In-Place Scene Labelling and Understanding with Implicit Scene Representation (2103.15875v2)

Abstract: Semantic labelling is highly correlated with geometry and radiance reconstruction, as scene entities with similar shape and appearance are more likely to come from similar classes. Recent implicit neural reconstruction techniques are appealing as they do not require prior training data, but the same fully self-supervised approach is not possible for semantics because labels are human-defined properties. We extend neural radiance fields (NeRF) to jointly encode semantics with appearance and geometry, so that complete and accurate 2D semantic labels can be achieved using a small amount of in-place annotations specific to the scene. The intrinsic multi-view consistency and smoothness of NeRF benefit semantics by enabling sparse labels to efficiently propagate. We show the benefit of this approach when labels are either sparse or very noisy in room-scale scenes. We demonstrate its advantageous properties in various interesting applications such as an efficient scene labelling tool, novel semantic view synthesis, label denoising, super-resolution, label interpolation and multi-view semantic label fusion in visual semantic mapping systems.

• The paper introduces Semantic-NeRF, which extends neural radiance fields to jointly encode geometry, appearance, and semantics for precise scene labelling.
• It employs a multi-layer perceptron to map 3D positions and viewing directions to semantic logits, effectively propagating sparse annotations.
• Results on Replica and ScanNet datasets show the method maintains high semantic accuracy using as little as 10% labelled data, matching fully supervised benchmarks.

In-Place Scene Labelling and Understanding with Implicit Scene Representation

This paper presents an advancement in the domain of 3D scene understanding through the integration of semantic labelling with implicit scene representations.

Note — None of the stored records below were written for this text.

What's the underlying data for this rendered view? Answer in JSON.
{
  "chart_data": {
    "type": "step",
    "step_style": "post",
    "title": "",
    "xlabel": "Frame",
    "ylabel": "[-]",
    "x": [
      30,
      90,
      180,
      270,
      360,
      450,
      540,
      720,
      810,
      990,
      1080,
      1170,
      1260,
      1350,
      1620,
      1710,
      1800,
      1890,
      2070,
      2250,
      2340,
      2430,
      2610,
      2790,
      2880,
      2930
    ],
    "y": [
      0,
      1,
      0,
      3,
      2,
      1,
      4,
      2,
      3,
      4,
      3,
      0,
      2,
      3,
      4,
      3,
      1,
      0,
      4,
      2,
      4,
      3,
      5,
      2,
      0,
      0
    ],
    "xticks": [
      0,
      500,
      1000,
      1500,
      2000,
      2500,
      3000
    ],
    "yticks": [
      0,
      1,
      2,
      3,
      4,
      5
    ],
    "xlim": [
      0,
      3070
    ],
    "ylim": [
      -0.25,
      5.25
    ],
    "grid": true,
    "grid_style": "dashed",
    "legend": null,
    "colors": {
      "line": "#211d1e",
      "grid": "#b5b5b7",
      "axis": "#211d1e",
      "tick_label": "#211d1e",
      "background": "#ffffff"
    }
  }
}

The authors propose an extension to neural radiance fields (NeRF), known as Semantic-NeRF, which jointly encodes semantics, appearance, and geometry. This hybrid approach demonstrates the potential to accurately generate 2D semantic labels while employing minimal in-place annotations, showcasing its effectiveness in environments where data may be sparse or noisy.

Technical Contributions

Semantic-NeRF leverages the strengths of NeRF, which has been effectively utilized for tasks such as realistic view synthesis, to incorporate semantic segmentation. By training on images specific to a scene, Semantic-NeRF can produce implicit 3D representations that facilitate the generation of accurate semantic labels.

The paper's technical innovation lies in mapping both the positions and viewing directions to semantic logits using a multi-layer perceptron (MLP) architecture. The semantic logits are then projected back into the 2D space, enabling effective scene labelling. This method proves to be resilient, sustaining performance even when only sparse or noisy training annotations are available. The learning process inherently integrates multi-view consistency, which helps propagate sparse annotations efficiently.

Quantitative and Qualitative Results

The empirical studies involve the Replica and ScanNet datasets, where Semantic-NeRF is evaluated under conditions of sparse, noisy, and partial labels. One key finding is the network's capacity to maintain semantic accuracy with as low as 10% of the labelled data, suggesting that Semantic-NeRF is highly efficient in label propagation. Quantitative comparisons showed comparable performance with fully supervised benchmarks, further validating its robustness to noisy and partial data.

Qualitative analyses reinforce the quantitative results by illustrating coherent semantic renderings even under significant label noise or low-resolution scenarios. Semantic-NeRF further demonstrates the ability to fuse multi-view semantic labels, outperforming other fusion techniques that rely heavily on depth maps. The potential to correct pixel-level or region-level errors through this fusion indicates its application in real-world scenarios, such as robotics, where quick adaptation to new scenes is critical.

Theoretical and Practical Implications

The dual focus on geometry and semantics opens new avenues for scene understanding in AI, underscoring the potential for self-supervision in open-set scenarios. By bypassing the reliance on large, annotated datasets, this approach may simplify scene labelling processes and enable more rapid deployment across different environments. The framework also holds promise for interactive labelling applications, where the user can provide minimal inputs that the model amplifies to generate comprehensive semantic maps.

Future research can expand upon this architecture by exploring more refined positional encodings or integrating more robust multi-view geometry constraints. The combined implicit and explicit 3D representations can be further leveraged to develop applications like interactive scene exploration or augmented reality, where intricate scene details must be accurately represented with minimal overhead.

In conclusion, this work stands as a significant step towards versatile and efficient semantic understanding in static scenes, demonstrating how implicit scene representations can be enriched to provide significant utility in practical AI applications.